Saturday, 17 November 2012

Did Coleridge coin the word "substrate"?

I can see a whole phalanx of posts with variants of this title stretching out to the crack of doom. But nobody's interested (I'm barely interested myself) so I'll make this my last.  James Engell, W. Jackson Bate and the OED agree: 'OED cites C (in an annotation on Jeremy Taylor) as the first to use the word "substrate" as a noun for "substratum".'  Engell and Bate think he got it by Englishing Kant's das Substratum when writing chapter 8 of the Biographia. But the word was in fairly widespread use before him.

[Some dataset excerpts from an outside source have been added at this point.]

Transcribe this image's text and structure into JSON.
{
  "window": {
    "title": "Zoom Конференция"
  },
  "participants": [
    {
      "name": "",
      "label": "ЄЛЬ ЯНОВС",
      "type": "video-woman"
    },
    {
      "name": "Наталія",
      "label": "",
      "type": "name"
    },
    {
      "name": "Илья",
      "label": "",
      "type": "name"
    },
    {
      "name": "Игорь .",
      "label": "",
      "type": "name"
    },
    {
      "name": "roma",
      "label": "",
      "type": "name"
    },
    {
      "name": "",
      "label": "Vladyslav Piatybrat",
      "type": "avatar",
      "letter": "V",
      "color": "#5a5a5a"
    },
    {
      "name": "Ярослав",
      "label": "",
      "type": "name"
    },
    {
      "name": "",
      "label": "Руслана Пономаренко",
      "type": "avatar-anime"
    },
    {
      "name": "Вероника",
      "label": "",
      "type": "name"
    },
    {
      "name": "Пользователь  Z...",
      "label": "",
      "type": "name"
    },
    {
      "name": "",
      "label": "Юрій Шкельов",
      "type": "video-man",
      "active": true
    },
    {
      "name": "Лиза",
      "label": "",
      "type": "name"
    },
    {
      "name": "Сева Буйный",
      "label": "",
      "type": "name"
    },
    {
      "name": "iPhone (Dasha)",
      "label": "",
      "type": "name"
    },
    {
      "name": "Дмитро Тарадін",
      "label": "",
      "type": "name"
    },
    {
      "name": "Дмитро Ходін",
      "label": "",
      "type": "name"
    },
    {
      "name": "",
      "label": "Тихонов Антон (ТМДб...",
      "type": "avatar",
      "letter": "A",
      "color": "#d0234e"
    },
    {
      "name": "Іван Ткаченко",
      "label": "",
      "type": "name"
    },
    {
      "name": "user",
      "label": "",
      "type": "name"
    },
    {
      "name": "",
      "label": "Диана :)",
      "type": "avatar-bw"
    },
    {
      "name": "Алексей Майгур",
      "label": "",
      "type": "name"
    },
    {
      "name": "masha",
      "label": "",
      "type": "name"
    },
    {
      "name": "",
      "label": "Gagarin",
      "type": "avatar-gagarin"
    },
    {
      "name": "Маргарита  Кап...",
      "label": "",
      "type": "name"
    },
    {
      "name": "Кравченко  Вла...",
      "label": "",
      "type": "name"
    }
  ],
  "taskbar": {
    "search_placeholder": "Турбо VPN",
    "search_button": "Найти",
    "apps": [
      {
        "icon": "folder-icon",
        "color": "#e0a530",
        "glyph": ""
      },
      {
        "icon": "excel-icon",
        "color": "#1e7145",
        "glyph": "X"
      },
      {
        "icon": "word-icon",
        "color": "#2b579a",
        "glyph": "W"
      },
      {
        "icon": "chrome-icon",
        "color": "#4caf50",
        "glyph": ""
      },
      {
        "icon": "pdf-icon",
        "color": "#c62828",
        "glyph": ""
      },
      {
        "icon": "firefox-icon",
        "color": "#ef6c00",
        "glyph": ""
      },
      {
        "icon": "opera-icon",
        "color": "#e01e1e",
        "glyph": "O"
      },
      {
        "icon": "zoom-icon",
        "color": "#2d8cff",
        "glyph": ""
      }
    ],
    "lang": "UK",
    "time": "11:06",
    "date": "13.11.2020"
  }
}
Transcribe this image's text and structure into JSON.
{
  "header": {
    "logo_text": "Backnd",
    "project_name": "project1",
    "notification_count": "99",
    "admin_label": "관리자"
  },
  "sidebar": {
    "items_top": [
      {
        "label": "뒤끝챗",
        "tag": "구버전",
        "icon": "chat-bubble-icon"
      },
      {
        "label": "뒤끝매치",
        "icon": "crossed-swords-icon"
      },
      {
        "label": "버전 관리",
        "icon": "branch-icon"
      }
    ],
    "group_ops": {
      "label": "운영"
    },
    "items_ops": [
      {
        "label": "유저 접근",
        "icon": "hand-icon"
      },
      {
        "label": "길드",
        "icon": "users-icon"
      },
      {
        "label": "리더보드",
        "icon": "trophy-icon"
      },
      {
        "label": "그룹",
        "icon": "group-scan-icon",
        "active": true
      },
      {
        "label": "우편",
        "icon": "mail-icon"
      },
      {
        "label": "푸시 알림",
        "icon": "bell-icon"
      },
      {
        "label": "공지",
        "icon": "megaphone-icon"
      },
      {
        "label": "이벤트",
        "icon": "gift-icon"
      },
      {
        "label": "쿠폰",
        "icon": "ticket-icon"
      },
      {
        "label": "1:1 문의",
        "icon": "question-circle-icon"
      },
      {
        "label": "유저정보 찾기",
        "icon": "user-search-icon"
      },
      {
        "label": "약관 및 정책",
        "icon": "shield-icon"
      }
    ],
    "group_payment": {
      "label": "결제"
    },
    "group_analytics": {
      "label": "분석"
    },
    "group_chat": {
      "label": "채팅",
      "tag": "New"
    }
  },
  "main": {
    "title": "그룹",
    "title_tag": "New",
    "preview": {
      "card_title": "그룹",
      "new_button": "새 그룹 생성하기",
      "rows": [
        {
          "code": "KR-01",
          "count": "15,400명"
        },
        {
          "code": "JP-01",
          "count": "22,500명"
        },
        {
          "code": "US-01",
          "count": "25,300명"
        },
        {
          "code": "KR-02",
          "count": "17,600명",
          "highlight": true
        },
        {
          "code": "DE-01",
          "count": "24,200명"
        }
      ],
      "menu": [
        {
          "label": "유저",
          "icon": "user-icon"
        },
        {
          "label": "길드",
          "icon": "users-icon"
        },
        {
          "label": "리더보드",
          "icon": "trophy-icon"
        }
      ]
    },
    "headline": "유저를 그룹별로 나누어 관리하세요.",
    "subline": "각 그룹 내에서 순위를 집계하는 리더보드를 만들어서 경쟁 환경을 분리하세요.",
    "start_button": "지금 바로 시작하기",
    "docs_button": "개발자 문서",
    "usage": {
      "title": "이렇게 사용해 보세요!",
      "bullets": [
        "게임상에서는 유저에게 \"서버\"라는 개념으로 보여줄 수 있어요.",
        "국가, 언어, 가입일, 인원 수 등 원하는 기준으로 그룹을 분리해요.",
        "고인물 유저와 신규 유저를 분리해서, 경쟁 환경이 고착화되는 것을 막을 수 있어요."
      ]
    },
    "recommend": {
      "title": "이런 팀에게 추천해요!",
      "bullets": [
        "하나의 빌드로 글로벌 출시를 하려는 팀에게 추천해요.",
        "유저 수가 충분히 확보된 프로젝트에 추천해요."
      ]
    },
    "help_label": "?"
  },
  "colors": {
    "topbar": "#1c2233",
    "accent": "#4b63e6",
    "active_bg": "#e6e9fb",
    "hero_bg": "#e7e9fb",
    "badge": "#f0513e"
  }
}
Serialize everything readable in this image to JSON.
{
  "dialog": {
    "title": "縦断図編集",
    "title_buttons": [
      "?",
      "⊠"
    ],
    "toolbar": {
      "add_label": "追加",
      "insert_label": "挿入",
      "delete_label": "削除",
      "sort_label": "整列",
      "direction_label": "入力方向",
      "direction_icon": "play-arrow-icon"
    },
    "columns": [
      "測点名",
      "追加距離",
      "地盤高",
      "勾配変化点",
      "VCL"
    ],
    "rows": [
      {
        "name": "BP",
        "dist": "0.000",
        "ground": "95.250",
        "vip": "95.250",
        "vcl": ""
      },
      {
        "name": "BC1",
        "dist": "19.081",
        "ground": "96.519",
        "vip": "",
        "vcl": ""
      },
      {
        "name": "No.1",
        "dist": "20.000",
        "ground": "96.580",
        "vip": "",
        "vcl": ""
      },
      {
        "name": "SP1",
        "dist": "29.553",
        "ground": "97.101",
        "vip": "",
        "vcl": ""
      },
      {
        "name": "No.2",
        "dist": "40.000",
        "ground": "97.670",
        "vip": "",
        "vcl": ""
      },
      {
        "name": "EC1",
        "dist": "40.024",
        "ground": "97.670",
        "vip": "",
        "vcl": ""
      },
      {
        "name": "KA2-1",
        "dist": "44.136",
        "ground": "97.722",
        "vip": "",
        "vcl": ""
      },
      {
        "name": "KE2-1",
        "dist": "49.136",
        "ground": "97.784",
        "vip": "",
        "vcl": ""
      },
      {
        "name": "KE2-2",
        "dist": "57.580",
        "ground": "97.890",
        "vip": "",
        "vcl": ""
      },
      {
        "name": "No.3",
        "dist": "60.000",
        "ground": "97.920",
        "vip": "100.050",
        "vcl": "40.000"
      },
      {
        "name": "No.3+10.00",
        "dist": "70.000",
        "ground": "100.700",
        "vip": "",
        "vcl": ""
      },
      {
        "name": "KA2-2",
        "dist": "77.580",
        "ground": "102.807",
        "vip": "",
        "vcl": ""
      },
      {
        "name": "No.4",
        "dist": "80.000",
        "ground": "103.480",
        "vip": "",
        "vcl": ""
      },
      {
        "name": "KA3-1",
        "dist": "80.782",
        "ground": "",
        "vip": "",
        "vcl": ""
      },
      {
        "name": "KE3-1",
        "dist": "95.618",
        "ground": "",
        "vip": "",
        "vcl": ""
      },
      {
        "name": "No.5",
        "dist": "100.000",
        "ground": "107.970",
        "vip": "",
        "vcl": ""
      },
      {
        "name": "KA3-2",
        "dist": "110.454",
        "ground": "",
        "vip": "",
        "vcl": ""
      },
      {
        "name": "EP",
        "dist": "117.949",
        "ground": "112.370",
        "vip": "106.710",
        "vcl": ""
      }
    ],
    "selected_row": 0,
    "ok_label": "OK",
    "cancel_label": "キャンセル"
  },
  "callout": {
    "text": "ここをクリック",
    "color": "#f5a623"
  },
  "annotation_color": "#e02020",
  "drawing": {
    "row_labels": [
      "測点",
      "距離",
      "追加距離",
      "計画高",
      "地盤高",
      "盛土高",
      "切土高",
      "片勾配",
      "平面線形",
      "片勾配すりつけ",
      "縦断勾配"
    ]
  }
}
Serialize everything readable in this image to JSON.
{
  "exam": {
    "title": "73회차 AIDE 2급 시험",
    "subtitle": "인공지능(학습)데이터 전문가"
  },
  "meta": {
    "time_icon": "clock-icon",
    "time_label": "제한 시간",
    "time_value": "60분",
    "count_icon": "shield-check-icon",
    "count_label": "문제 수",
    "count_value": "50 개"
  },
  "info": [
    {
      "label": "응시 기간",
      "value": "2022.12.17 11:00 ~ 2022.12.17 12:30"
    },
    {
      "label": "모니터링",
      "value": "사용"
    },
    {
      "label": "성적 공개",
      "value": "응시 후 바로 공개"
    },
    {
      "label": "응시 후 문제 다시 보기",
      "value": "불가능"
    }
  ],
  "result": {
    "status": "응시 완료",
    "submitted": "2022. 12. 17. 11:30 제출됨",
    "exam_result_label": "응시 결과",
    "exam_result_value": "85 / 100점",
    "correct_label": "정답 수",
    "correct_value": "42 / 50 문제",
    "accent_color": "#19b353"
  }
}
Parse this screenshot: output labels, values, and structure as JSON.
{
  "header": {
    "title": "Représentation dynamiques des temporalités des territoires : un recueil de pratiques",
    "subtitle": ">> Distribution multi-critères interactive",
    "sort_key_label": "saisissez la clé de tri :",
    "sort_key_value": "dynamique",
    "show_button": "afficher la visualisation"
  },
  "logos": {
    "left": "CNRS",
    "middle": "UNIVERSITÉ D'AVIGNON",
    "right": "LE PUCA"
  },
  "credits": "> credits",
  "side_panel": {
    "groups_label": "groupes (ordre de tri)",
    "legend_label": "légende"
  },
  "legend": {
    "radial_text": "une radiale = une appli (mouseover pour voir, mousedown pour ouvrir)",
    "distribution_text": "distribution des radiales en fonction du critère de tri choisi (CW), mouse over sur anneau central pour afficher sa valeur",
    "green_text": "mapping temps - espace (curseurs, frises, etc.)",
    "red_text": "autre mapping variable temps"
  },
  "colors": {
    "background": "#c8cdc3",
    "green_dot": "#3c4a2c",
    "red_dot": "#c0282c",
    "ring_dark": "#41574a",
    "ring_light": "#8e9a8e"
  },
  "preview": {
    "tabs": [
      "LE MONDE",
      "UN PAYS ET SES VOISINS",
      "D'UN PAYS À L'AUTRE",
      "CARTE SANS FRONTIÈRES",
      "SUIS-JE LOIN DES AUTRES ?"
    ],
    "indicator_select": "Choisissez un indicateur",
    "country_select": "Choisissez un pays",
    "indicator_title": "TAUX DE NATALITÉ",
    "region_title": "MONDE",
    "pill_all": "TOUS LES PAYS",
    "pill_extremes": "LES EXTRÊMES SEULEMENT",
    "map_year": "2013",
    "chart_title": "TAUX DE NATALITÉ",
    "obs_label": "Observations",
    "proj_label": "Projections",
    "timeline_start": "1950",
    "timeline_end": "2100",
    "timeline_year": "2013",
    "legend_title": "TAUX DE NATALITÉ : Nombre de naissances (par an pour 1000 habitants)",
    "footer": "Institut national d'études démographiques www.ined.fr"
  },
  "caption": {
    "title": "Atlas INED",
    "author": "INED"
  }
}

It had long been used as an adjective (Theophilus Gale talks of 'substrate matter' in 1677; and Richard Baxter -- whom Coleridge read and annotated in furious detail -- talked of 'the substrate act' in 1675. But it was also used as a standalone noun:
7. Pimento, Jamaica Pepper, Allspice. —  This tree rises to the height of thirty feet, and is found almost every where in the woods of Jamaica ... It grows luxuriantly, and bears well, in every richer mould, on a gravelly substrate, and rarely fails expectation, planted any where. [Edward Long, The History of Jamaica: Or, General Survey of the Antient and Modern State of That Island (3 vols; 1774), 3:703]
The earliest I can find for this use of 'Substrate' as a noun for soil is 1671.